For purposes of rendering our opinion we have examined the Registration
Statement.  Each Supplement and Pooling and Servicing Agreement or Trust
Agreement pertaining to a specific series is to be completed subsequent to the
date of this opinion.  Accordingly, we have not examined any Supplement or
Pooling and Servicing Agreement or Trust Agreement relating to any specific
series to be issued, and our opinion does not address the contents of any such
Supplement or Agreement except as and to the extent that the provisions of same
may be described in the Prospectus.  We understand that each Supplement will
contain a discussion of any material federal income tax consequences pertaining
to the series to be offered thereunder which are not addressed in the
Prospectus.

          As set forth in the Prospectus, for federal income tax purposes each
series of Certificates will be issued as either a grantor trust ("Grantor
Trust") or an owner trust treated as a partnership ("Owner Trust").  Each
series' status as a Grantor Trust or an Owner Trust is to be set forth in the
Supplement related thereto.

          Our opinion is based upon existing law and currently applicable
Treasury Department regulations, current published administrative positions of
the Internal Revenue Service contained in revenue rulings and revenue
procedures, and judicial decisions, all of which are subject to change, either
prospectively or retroactively, and to possibly differing interpretations.  Our
opinion is also based on the representations and warranties set forth in the
applicable Pooling and Servicing Agreement or Trust Agreement and the
assumptions that the Company and the Trustee will at all times comply with the
requirements of the applicable Agreement.  Based upon the foregoing, as of the
date hereof it is our opinion that:

          (1) With respect to each Grantor Trust series of Certificates, each
     pool of contracts and the arrangement to be administered by the Company
     under which the Trustee will hold and the Company will be obligated to
     service the contracts and pursuant to which Certificates will be issued to
     certificateholders, all as described in the Prospectus, will not be
     classified as an association taxable as a corporation, but rather will be
     classified as a grantor trust under Subpart E, Part I of Subchapter J of
     the Internal Revenue Code of 1986, as amended.  Each 
<PAGE>
 
Green Tree Financial Corporation
January 16, 1996
Page 3


     holder of a Certificate will be treated as the owner of an undivided
     interest in the contracts and other property of the Trust.
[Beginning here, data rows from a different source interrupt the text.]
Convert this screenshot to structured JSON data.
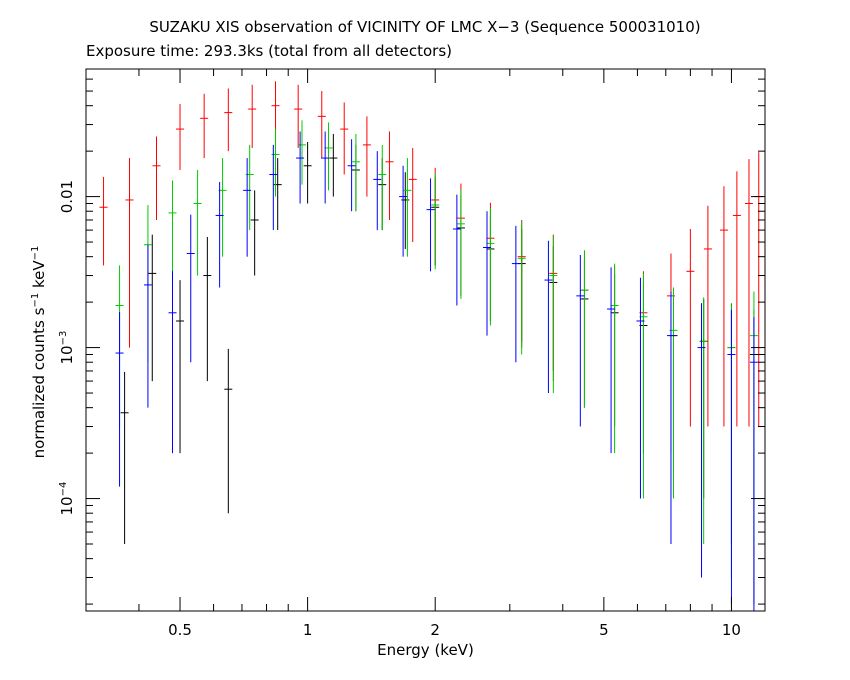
{
  "chart_data": {
    "type": "scatter",
    "title": "SUZAKU XIS observation of VICINITY OF LMC X−3 (Sequence 500031010)",
    "subtitle": "Exposure time: 293.3ks (total from all detectors)",
    "xlabel": "Energy (keV)",
    "ylabel": "normalized counts s",
    "ylabel_sup1": "−1",
    "ylabel_mid": " keV",
    "ylabel_sup2": "−1",
    "x_scale": "log",
    "y_scale": "log",
    "xlim": [
      0.3,
      12.0
    ],
    "ylim": [
      1.8e-05,
      0.07
    ],
    "x_ticks": [
      {
        "value": 0.5,
        "label": "0.5"
      },
      {
        "value": 1,
        "label": "1"
      },
      {
        "value": 2,
        "label": "2"
      },
      {
        "value": 5,
        "label": "5"
      },
      {
        "value": 10,
        "label": "10"
      }
    ],
    "y_ticks": [
      {
        "value": 0.01,
        "label": "0.01",
        "exp": ""
      },
      {
        "value": 0.001,
        "label": "10",
        "exp": "−3"
      },
      {
        "value": 0.0001,
        "label": "10",
        "exp": "−4"
      }
    ],
    "grid": false,
    "legend": "none",
    "colors": {
      "xis0": "#000000",
      "xis1": "#ff0000",
      "xis2": "#00cc00",
      "xis3": "#0000ff"
    },
    "series": [
      {
        "color": "#000000",
        "points": [
          {
            "x": 0.37,
            "y": 0.00037,
            "err": 0.00032
          },
          {
            "x": 0.43,
            "y": 0.0031,
            "err": 0.0025
          },
          {
            "x": 0.5,
            "y": 0.0015,
            "err": 0.0013
          },
          {
            "x": 0.58,
            "y": 0.003,
            "err": 0.0024
          },
          {
            "x": 0.65,
            "y": 0.00053,
            "err": 0.00045
          },
          {
            "x": 0.75,
            "y": 0.007,
            "err": 0.004
          },
          {
            "x": 0.85,
            "y": 0.012,
            "err": 0.006
          },
          {
            "x": 1.0,
            "y": 0.016,
            "err": 0.007
          },
          {
            "x": 1.15,
            "y": 0.018,
            "err": 0.008
          },
          {
            "x": 1.3,
            "y": 0.015,
            "err": 0.007
          },
          {
            "x": 1.5,
            "y": 0.012,
            "err": 0.006
          },
          {
            "x": 1.7,
            "y": 0.0095,
            "err": 0.005
          },
          {
            "x": 2.0,
            "y": 0.0085,
            "err": 0.005
          },
          {
            "x": 2.3,
            "y": 0.0062,
            "err": 0.004
          },
          {
            "x": 2.7,
            "y": 0.0045,
            "err": 0.003
          },
          {
            "x": 3.2,
            "y": 0.0036,
            "err": 0.0025
          },
          {
            "x": 3.8,
            "y": 0.0027,
            "err": 0.002
          },
          {
            "x": 4.5,
            "y": 0.0021,
            "err": 0.0017
          },
          {
            "x": 5.3,
            "y": 0.0017,
            "err": 0.0014
          },
          {
            "x": 6.2,
            "y": 0.0014,
            "err": 0.0012
          },
          {
            "x": 7.3,
            "y": 0.0012,
            "err": 0.00105
          },
          {
            "x": 8.6,
            "y": 0.0011,
            "err": 0.001
          },
          {
            "x": 10.0,
            "y": 0.001,
            "err": 0.00095
          },
          {
            "x": 11.3,
            "y": 0.0009,
            "err": 0.00088
          }
        ]
      },
      {
        "color": "#ff0000",
        "points": [
          {
            "x": 0.33,
            "y": 0.0085,
            "err": 0.005
          },
          {
            "x": 0.38,
            "y": 0.0095,
            "err": 0.0085
          },
          {
            "x": 0.44,
            "y": 0.016,
            "err": 0.009
          },
          {
            "x": 0.5,
            "y": 0.028,
            "err": 0.013
          },
          {
            "x": 0.57,
            "y": 0.033,
            "err": 0.015
          },
          {
            "x": 0.65,
            "y": 0.036,
            "err": 0.016
          },
          {
            "x": 0.74,
            "y": 0.038,
            "err": 0.017
          },
          {
            "x": 0.84,
            "y": 0.04,
            "err": 0.018
          },
          {
            "x": 0.95,
            "y": 0.038,
            "err": 0.017
          },
          {
            "x": 1.08,
            "y": 0.034,
            "err": 0.016
          },
          {
            "x": 1.22,
            "y": 0.028,
            "err": 0.014
          },
          {
            "x": 1.38,
            "y": 0.022,
            "err": 0.012
          },
          {
            "x": 1.56,
            "y": 0.017,
            "err": 0.01
          },
          {
            "x": 1.77,
            "y": 0.013,
            "err": 0.008
          },
          {
            "x": 2.0,
            "y": 0.0095,
            "err": 0.006
          },
          {
            "x": 2.3,
            "y": 0.0072,
            "err": 0.005
          },
          {
            "x": 2.7,
            "y": 0.0053,
            "err": 0.0038
          },
          {
            "x": 3.2,
            "y": 0.004,
            "err": 0.003
          },
          {
            "x": 3.8,
            "y": 0.0031,
            "err": 0.0025
          },
          {
            "x": 4.5,
            "y": 0.0024,
            "err": 0.002
          },
          {
            "x": 5.3,
            "y": 0.0019,
            "err": 0.0016
          },
          {
            "x": 6.2,
            "y": 0.0017,
            "err": 0.0015
          },
          {
            "x": 7.2,
            "y": 0.0022,
            "err": 0.002
          },
          {
            "x": 8.0,
            "y": 0.0032,
            "err": 0.0029
          },
          {
            "x": 8.8,
            "y": 0.0045,
            "err": 0.0042
          },
          {
            "x": 9.6,
            "y": 0.006,
            "err": 0.0057
          },
          {
            "x": 10.3,
            "y": 0.0075,
            "err": 0.0072
          },
          {
            "x": 11.0,
            "y": 0.009,
            "err": 0.0087
          },
          {
            "x": 11.6,
            "y": 0.01,
            "err": 0.0097
          }
        ]
      },
      {
        "color": "#00cc00",
        "points": [
          {
            "x": 0.36,
            "y": 0.0019,
            "err": 0.0016
          },
          {
            "x": 0.42,
            "y": 0.0048,
            "err": 0.004
          },
          {
            "x": 0.48,
            "y": 0.0078,
            "err": 0.005
          },
          {
            "x": 0.55,
            "y": 0.009,
            "err": 0.006
          },
          {
            "x": 0.63,
            "y": 0.011,
            "err": 0.007
          },
          {
            "x": 0.73,
            "y": 0.014,
            "err": 0.008
          },
          {
            "x": 0.84,
            "y": 0.019,
            "err": 0.009
          },
          {
            "x": 0.97,
            "y": 0.022,
            "err": 0.01
          },
          {
            "x": 1.12,
            "y": 0.021,
            "err": 0.01
          },
          {
            "x": 1.3,
            "y": 0.017,
            "err": 0.009
          },
          {
            "x": 1.5,
            "y": 0.014,
            "err": 0.008
          },
          {
            "x": 1.72,
            "y": 0.011,
            "err": 0.007
          },
          {
            "x": 2.0,
            "y": 0.0088,
            "err": 0.0055
          },
          {
            "x": 2.3,
            "y": 0.0066,
            "err": 0.0045
          },
          {
            "x": 2.7,
            "y": 0.0049,
            "err": 0.0035
          },
          {
            "x": 3.2,
            "y": 0.0039,
            "err": 0.003
          },
          {
            "x": 3.8,
            "y": 0.003,
            "err": 0.0025
          },
          {
            "x": 4.5,
            "y": 0.0024,
            "err": 0.002
          },
          {
            "x": 5.3,
            "y": 0.0019,
            "err": 0.0017
          },
          {
            "x": 6.2,
            "y": 0.0016,
            "err": 0.0015
          },
          {
            "x": 7.3,
            "y": 0.0013,
            "err": 0.0012
          },
          {
            "x": 8.6,
            "y": 0.0011,
            "err": 0.00105
          },
          {
            "x": 10.0,
            "y": 0.001,
            "err": 0.00097
          },
          {
            "x": 11.3,
            "y": 0.0012,
            "err": 0.00115
          }
        ]
      },
      {
        "color": "#0000ff",
        "points": [
          {
            "x": 0.36,
            "y": 0.00092,
            "err": 0.0008
          },
          {
            "x": 0.42,
            "y": 0.0026,
            "err": 0.0022
          },
          {
            "x": 0.48,
            "y": 0.0017,
            "err": 0.0015
          },
          {
            "x": 0.53,
            "y": 0.0042,
            "err": 0.0034
          },
          {
            "x": 0.62,
            "y": 0.0075,
            "err": 0.005
          },
          {
            "x": 0.72,
            "y": 0.011,
            "err": 0.007
          },
          {
            "x": 0.83,
            "y": 0.014,
            "err": 0.008
          },
          {
            "x": 0.96,
            "y": 0.018,
            "err": 0.009
          },
          {
            "x": 1.1,
            "y": 0.018,
            "err": 0.009
          },
          {
            "x": 1.27,
            "y": 0.016,
            "err": 0.008
          },
          {
            "x": 1.46,
            "y": 0.013,
            "err": 0.007
          },
          {
            "x": 1.68,
            "y": 0.01,
            "err": 0.006
          },
          {
            "x": 1.95,
            "y": 0.0082,
            "err": 0.005
          },
          {
            "x": 2.25,
            "y": 0.0061,
            "err": 0.0042
          },
          {
            "x": 2.65,
            "y": 0.0046,
            "err": 0.0034
          },
          {
            "x": 3.1,
            "y": 0.0036,
            "err": 0.0028
          },
          {
            "x": 3.7,
            "y": 0.0028,
            "err": 0.0023
          },
          {
            "x": 4.4,
            "y": 0.0022,
            "err": 0.0019
          },
          {
            "x": 5.2,
            "y": 0.0018,
            "err": 0.0016
          },
          {
            "x": 6.1,
            "y": 0.0015,
            "err": 0.0014
          },
          {
            "x": 7.2,
            "y": 0.0012,
            "err": 0.00115
          },
          {
            "x": 8.5,
            "y": 0.001,
            "err": 0.00097
          },
          {
            "x": 10.0,
            "y": 0.0009,
            "err": 0.00088
          },
          {
            "x": 11.3,
            "y": 0.0008,
            "err": 0.00079
          }
        ]
      }
    ]
  }
}
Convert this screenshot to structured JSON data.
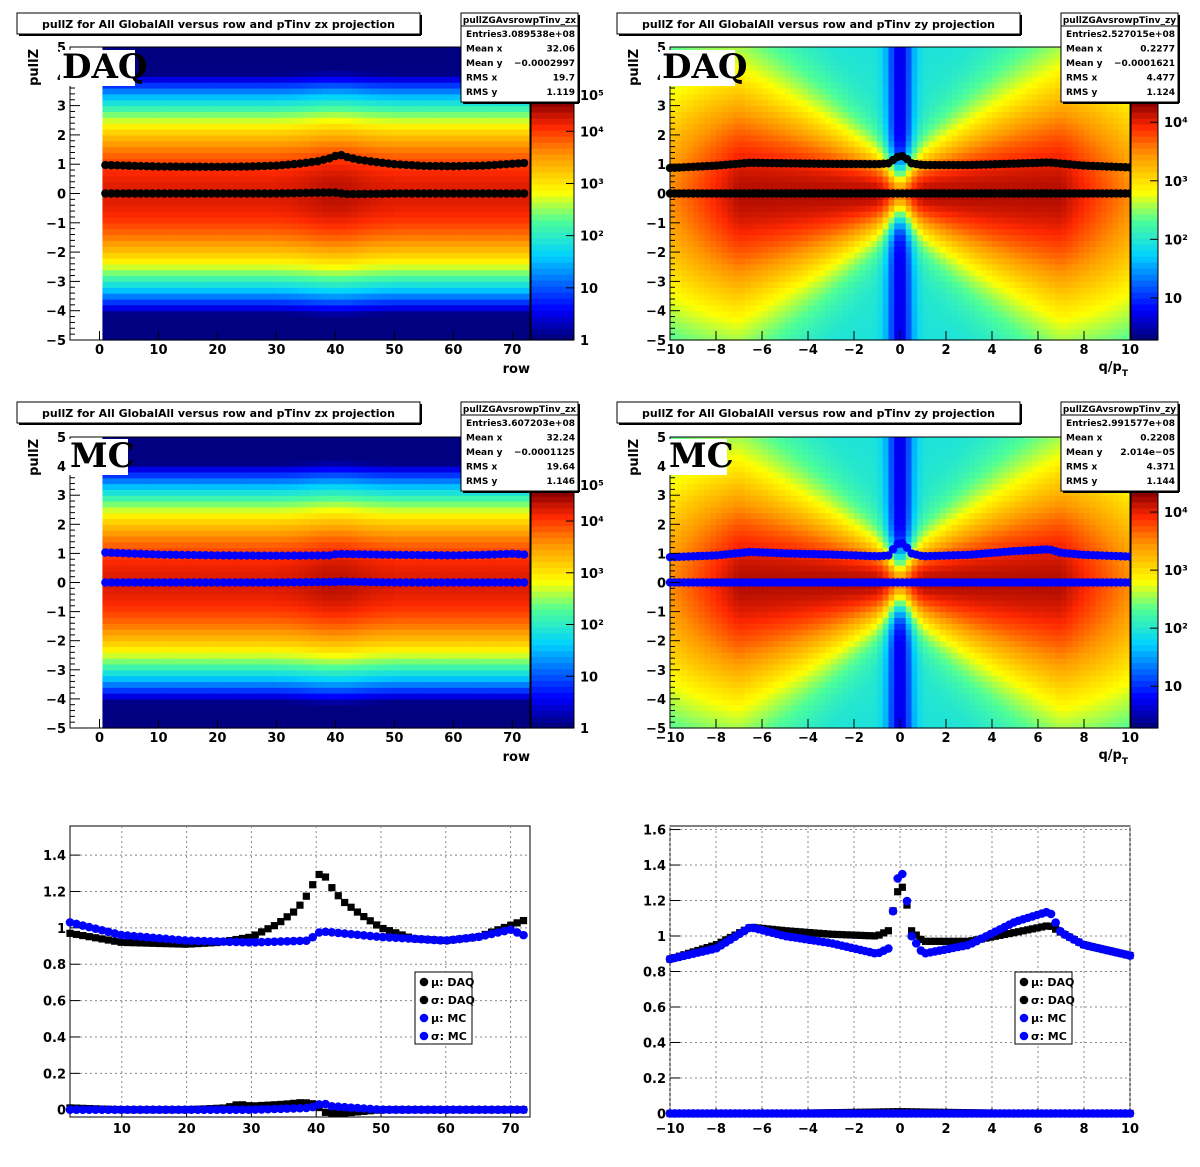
{
  "chart_data": [
    {
      "type": "heatmap",
      "title": "pullZ for All GlobalAll versus row and pTinv zx projection",
      "tag": "DAQ",
      "xlabel": "row",
      "ylabel": "pullZ",
      "xlim": [
        -5,
        73
      ],
      "ylim": [
        -5,
        5
      ],
      "x_ticks": [
        "0",
        "10",
        "20",
        "30",
        "40",
        "50",
        "60",
        "70"
      ],
      "y_ticks": [
        "−5",
        "−4",
        "−3",
        "−2",
        "−1",
        "0",
        "1",
        "2",
        "3",
        "4",
        "5"
      ],
      "z_scale": "log",
      "z_ticks": [
        "1",
        "10",
        "10²",
        "10³",
        "10⁴",
        "10⁵"
      ],
      "stats": {
        "name": "pullZGAvsrowpTinv_zx",
        "rows": [
          {
            "label": "Entries",
            "value": "3.089538e+08"
          },
          {
            "label": "Mean x",
            "value": "32.06"
          },
          {
            "label": "Mean y",
            "value": "−0.0002997"
          },
          {
            "label": "RMS x",
            "value": "19.7"
          },
          {
            "label": "RMS y",
            "value": "1.119"
          }
        ]
      },
      "overlay_color": "#000000",
      "mu": {
        "x": [
          1,
          10,
          20,
          30,
          35,
          38,
          40,
          41,
          42,
          44,
          50,
          60,
          72
        ],
        "y": [
          0,
          0,
          0,
          0,
          0.02,
          0.03,
          0.03,
          0,
          -0.02,
          -0.02,
          0,
          0,
          0
        ]
      },
      "sigma": {
        "x": [
          1,
          10,
          20,
          25,
          30,
          34,
          37,
          39,
          40,
          41,
          42,
          44,
          47,
          50,
          55,
          60,
          65,
          72
        ],
        "y": [
          0.97,
          0.92,
          0.91,
          0.92,
          0.95,
          1.02,
          1.1,
          1.2,
          1.28,
          1.31,
          1.24,
          1.15,
          1.07,
          1.0,
          0.94,
          0.93,
          0.95,
          1.04
        ]
      }
    },
    {
      "type": "heatmap",
      "title": "pullZ for All GlobalAll versus row and pTinv zy projection",
      "tag": "DAQ",
      "xlabel": "q/p_T",
      "ylabel": "pullZ",
      "xlim": [
        -10,
        10
      ],
      "ylim": [
        -5,
        5
      ],
      "x_ticks": [
        "−10",
        "−8",
        "−6",
        "−4",
        "−2",
        "0",
        "2",
        "4",
        "6",
        "8",
        "10"
      ],
      "y_ticks": [
        "−5",
        "−4",
        "−3",
        "−2",
        "−1",
        "0",
        "1",
        "2",
        "3",
        "4",
        "5"
      ],
      "z_scale": "log",
      "z_ticks": [
        "10",
        "10²",
        "10³",
        "10⁴"
      ],
      "stats": {
        "name": "pullZGAvsrowpTinv_zy",
        "rows": [
          {
            "label": "Entries",
            "value": "2.527015e+08"
          },
          {
            "label": "Mean x",
            "value": "0.2277"
          },
          {
            "label": "Mean y",
            "value": "−0.0001621"
          },
          {
            "label": "RMS x",
            "value": "4.477"
          },
          {
            "label": "RMS y",
            "value": "1.124"
          }
        ]
      },
      "overlay_color": "#000000",
      "mu": {
        "x": [
          -10,
          -5,
          0,
          5,
          10
        ],
        "y": [
          0,
          0,
          0,
          0,
          0
        ]
      },
      "sigma": {
        "x": [
          -10,
          -8,
          -6.5,
          -5,
          -3,
          -1,
          -0.5,
          -0.2,
          0,
          0.2,
          0.5,
          1,
          3,
          5,
          6.5,
          7,
          8,
          10
        ],
        "y": [
          0.87,
          0.95,
          1.05,
          1.03,
          1.01,
          1.0,
          1.03,
          1.2,
          1.3,
          1.25,
          1.03,
          0.97,
          0.97,
          1.02,
          1.06,
          1.02,
          0.95,
          0.89
        ]
      }
    },
    {
      "type": "heatmap",
      "title": "pullZ for All GlobalAll versus row and pTinv zx projection",
      "tag": "MC",
      "xlabel": "row",
      "ylabel": "pullZ",
      "xlim": [
        -5,
        73
      ],
      "ylim": [
        -5,
        5
      ],
      "x_ticks": [
        "0",
        "10",
        "20",
        "30",
        "40",
        "50",
        "60",
        "70"
      ],
      "y_ticks": [
        "−5",
        "−4",
        "−3",
        "−2",
        "−1",
        "0",
        "1",
        "2",
        "3",
        "4",
        "5"
      ],
      "z_scale": "log",
      "z_ticks": [
        "1",
        "10",
        "10²",
        "10³",
        "10⁴",
        "10⁵"
      ],
      "stats": {
        "name": "pullZGAvsrowpTinv_zx",
        "rows": [
          {
            "label": "Entries",
            "value": "3.607203e+08"
          },
          {
            "label": "Mean x",
            "value": "32.24"
          },
          {
            "label": "Mean y",
            "value": "−0.0001125"
          },
          {
            "label": "RMS x",
            "value": "19.64"
          },
          {
            "label": "RMS y",
            "value": "1.146"
          }
        ]
      },
      "overlay_color": "#0000ff",
      "mu": {
        "x": [
          1,
          10,
          20,
          30,
          40,
          41,
          50,
          60,
          72
        ],
        "y": [
          0,
          0,
          0,
          0,
          0.02,
          0.03,
          0,
          0,
          0
        ]
      },
      "sigma": {
        "x": [
          1,
          10,
          20,
          30,
          39,
          40,
          41,
          50,
          60,
          65,
          70,
          72
        ],
        "y": [
          1.03,
          0.96,
          0.93,
          0.92,
          0.93,
          0.97,
          0.98,
          0.95,
          0.93,
          0.95,
          0.99,
          0.96
        ]
      }
    },
    {
      "type": "heatmap",
      "title": "pullZ for All GlobalAll versus row and pTinv zy projection",
      "tag": "MC",
      "xlabel": "q/p_T",
      "ylabel": "pullZ",
      "xlim": [
        -10,
        10
      ],
      "ylim": [
        -5,
        5
      ],
      "x_ticks": [
        "−10",
        "−8",
        "−6",
        "−4",
        "−2",
        "0",
        "2",
        "4",
        "6",
        "8",
        "10"
      ],
      "y_ticks": [
        "−5",
        "−4",
        "−3",
        "−2",
        "−1",
        "0",
        "1",
        "2",
        "3",
        "4",
        "5"
      ],
      "z_scale": "log",
      "z_ticks": [
        "10",
        "10²",
        "10³",
        "10⁴"
      ],
      "stats": {
        "name": "pullZGAvsrowpTinv_zy",
        "rows": [
          {
            "label": "Entries",
            "value": "2.991577e+08"
          },
          {
            "label": "Mean x",
            "value": "0.2208"
          },
          {
            "label": "Mean y",
            "value": "2.014e−05"
          },
          {
            "label": "RMS x",
            "value": "4.371"
          },
          {
            "label": "RMS y",
            "value": "1.144"
          }
        ]
      },
      "overlay_color": "#0000ff",
      "mu": {
        "x": [
          -10,
          -5,
          0,
          5,
          10
        ],
        "y": [
          0,
          0,
          0,
          0,
          0
        ]
      },
      "sigma": {
        "x": [
          -10,
          -8,
          -6.5,
          -5,
          -3,
          -1,
          -0.5,
          -0.2,
          0,
          0.2,
          0.5,
          1,
          3,
          5,
          6.5,
          7,
          8,
          10
        ],
        "y": [
          0.87,
          0.93,
          1.05,
          1.0,
          0.96,
          0.9,
          0.93,
          1.25,
          1.4,
          1.3,
          1.0,
          0.9,
          0.95,
          1.08,
          1.14,
          1.02,
          0.95,
          0.89
        ]
      }
    },
    {
      "type": "scatter",
      "title": "",
      "xlabel": "",
      "ylabel": "",
      "xlim": [
        2,
        73
      ],
      "ylim": [
        -0.04,
        1.56
      ],
      "x_ticks": [
        "10",
        "20",
        "30",
        "40",
        "50",
        "60",
        "70"
      ],
      "y_ticks": [
        "0",
        "0.2",
        "0.4",
        "0.6",
        "0.8",
        "1",
        "1.2",
        "1.4"
      ],
      "grid": true,
      "legend": {
        "placement": "bottom-right",
        "entries": [
          "μ: DAQ",
          "σ: DAQ",
          "μ: MC",
          "σ: MC"
        ]
      },
      "series": [
        {
          "name": "μ: DAQ",
          "color": "#000000",
          "x": [
            2,
            10,
            20,
            26,
            28,
            30,
            35,
            38,
            40,
            41,
            42,
            44,
            50,
            60,
            72
          ],
          "y": [
            0.01,
            0,
            0,
            0.01,
            0.03,
            0.02,
            0.03,
            0.04,
            0.03,
            -0.01,
            -0.02,
            -0.02,
            0,
            0,
            0
          ]
        },
        {
          "name": "σ: DAQ",
          "color": "#000000",
          "x": [
            2,
            10,
            20,
            25,
            30,
            34,
            37,
            39,
            40,
            41,
            42,
            44,
            47,
            50,
            55,
            60,
            65,
            72
          ],
          "y": [
            0.97,
            0.92,
            0.91,
            0.92,
            0.95,
            1.02,
            1.1,
            1.2,
            1.28,
            1.31,
            1.24,
            1.15,
            1.07,
            1.0,
            0.94,
            0.93,
            0.95,
            1.04
          ]
        },
        {
          "name": "μ: MC",
          "color": "#0000ff",
          "x": [
            2,
            10,
            20,
            30,
            39,
            40,
            41,
            42,
            50,
            60,
            72
          ],
          "y": [
            0,
            0,
            0,
            0,
            0.01,
            0.02,
            0.04,
            0.02,
            0,
            0,
            0
          ]
        },
        {
          "name": "σ: MC",
          "color": "#0000ff",
          "x": [
            2,
            10,
            20,
            30,
            39,
            40,
            41,
            50,
            60,
            65,
            70,
            72
          ],
          "y": [
            1.03,
            0.96,
            0.93,
            0.92,
            0.93,
            0.97,
            0.98,
            0.95,
            0.93,
            0.95,
            0.99,
            0.96
          ]
        }
      ]
    },
    {
      "type": "scatter",
      "title": "",
      "xlabel": "",
      "ylabel": "",
      "xlim": [
        -10,
        10
      ],
      "ylim": [
        -0.02,
        1.62
      ],
      "x_ticks": [
        "−10",
        "−8",
        "−6",
        "−4",
        "−2",
        "0",
        "2",
        "4",
        "6",
        "8",
        "10"
      ],
      "y_ticks": [
        "0",
        "0.2",
        "0.4",
        "0.6",
        "0.8",
        "1",
        "1.2",
        "1.4",
        "1.6"
      ],
      "grid": true,
      "legend": {
        "placement": "bottom-right",
        "entries": [
          "μ: DAQ",
          "σ: DAQ",
          "μ: MC",
          "σ: MC"
        ]
      },
      "series": [
        {
          "name": "μ: DAQ",
          "color": "#000000",
          "x": [
            -10,
            -5,
            0,
            5,
            10
          ],
          "y": [
            0,
            0,
            0.01,
            0,
            0
          ]
        },
        {
          "name": "σ: DAQ",
          "color": "#000000",
          "x": [
            -10,
            -8,
            -6.5,
            -5,
            -3,
            -1,
            -0.5,
            -0.2,
            0,
            0.2,
            0.5,
            1,
            3,
            5,
            6.5,
            7,
            8,
            10
          ],
          "y": [
            0.87,
            0.95,
            1.05,
            1.03,
            1.01,
            1.0,
            1.03,
            1.2,
            1.3,
            1.25,
            1.03,
            0.97,
            0.97,
            1.02,
            1.06,
            1.02,
            0.95,
            0.89
          ]
        },
        {
          "name": "μ: MC",
          "color": "#0000ff",
          "x": [
            -10,
            -5,
            0,
            5,
            10
          ],
          "y": [
            0,
            0,
            0,
            0,
            0
          ]
        },
        {
          "name": "σ: MC",
          "color": "#0000ff",
          "x": [
            -10,
            -8,
            -6.5,
            -5,
            -3,
            -1,
            -0.5,
            -0.2,
            0,
            0.2,
            0.5,
            1,
            3,
            5,
            6.5,
            7,
            8,
            10
          ],
          "y": [
            0.87,
            0.93,
            1.05,
            1.0,
            0.96,
            0.9,
            0.93,
            1.25,
            1.4,
            1.3,
            1.0,
            0.9,
            0.95,
            1.08,
            1.14,
            1.02,
            0.95,
            0.89
          ]
        }
      ]
    }
  ]
}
          (2) With respect to each Owner Trust series of Certificates, each pool
     of contracts and the arrangement to be administered by the Company under
     which the Trustee will hold and the Company will be obligated to service
     the contracts and pursuant to which Certificates will be issued to
     certificateholders, all as described in the Prospectus, will not be
     characterized as an association or a publicly-traded partnership taxable as
     a corporation.  As a result, the Trust itself will not be subject to
     federal income tax but, instead, each holder of a Certificate will be
     required to take into account its distributive share of items of income and
     deduction of the Trust as though such items had been realized directly by
     such holder.  If such Trust issues Notes pursuant to an Indenture as
     described in the Prospectus, the Notes will be classified as debt for
     federal income tax purposes.

          We consent to the filing of this opinion as an exhibit to the
Registration Statement and to the use of our name under the heading "Certain
Federal Income Tax Consequences" in the Prospectus, and we hereby confirm that,
insofar as they constitute statements of law or legal conclusions as to the
likely outcome of material issues under the federal income tax laws, the
discussion under such heading accurately sets forth our advice.


Dated:   January 16, 1996


                                    Very truly yours,
    
                                    /s/ DORSEY & WHITNEY P.L.L.P.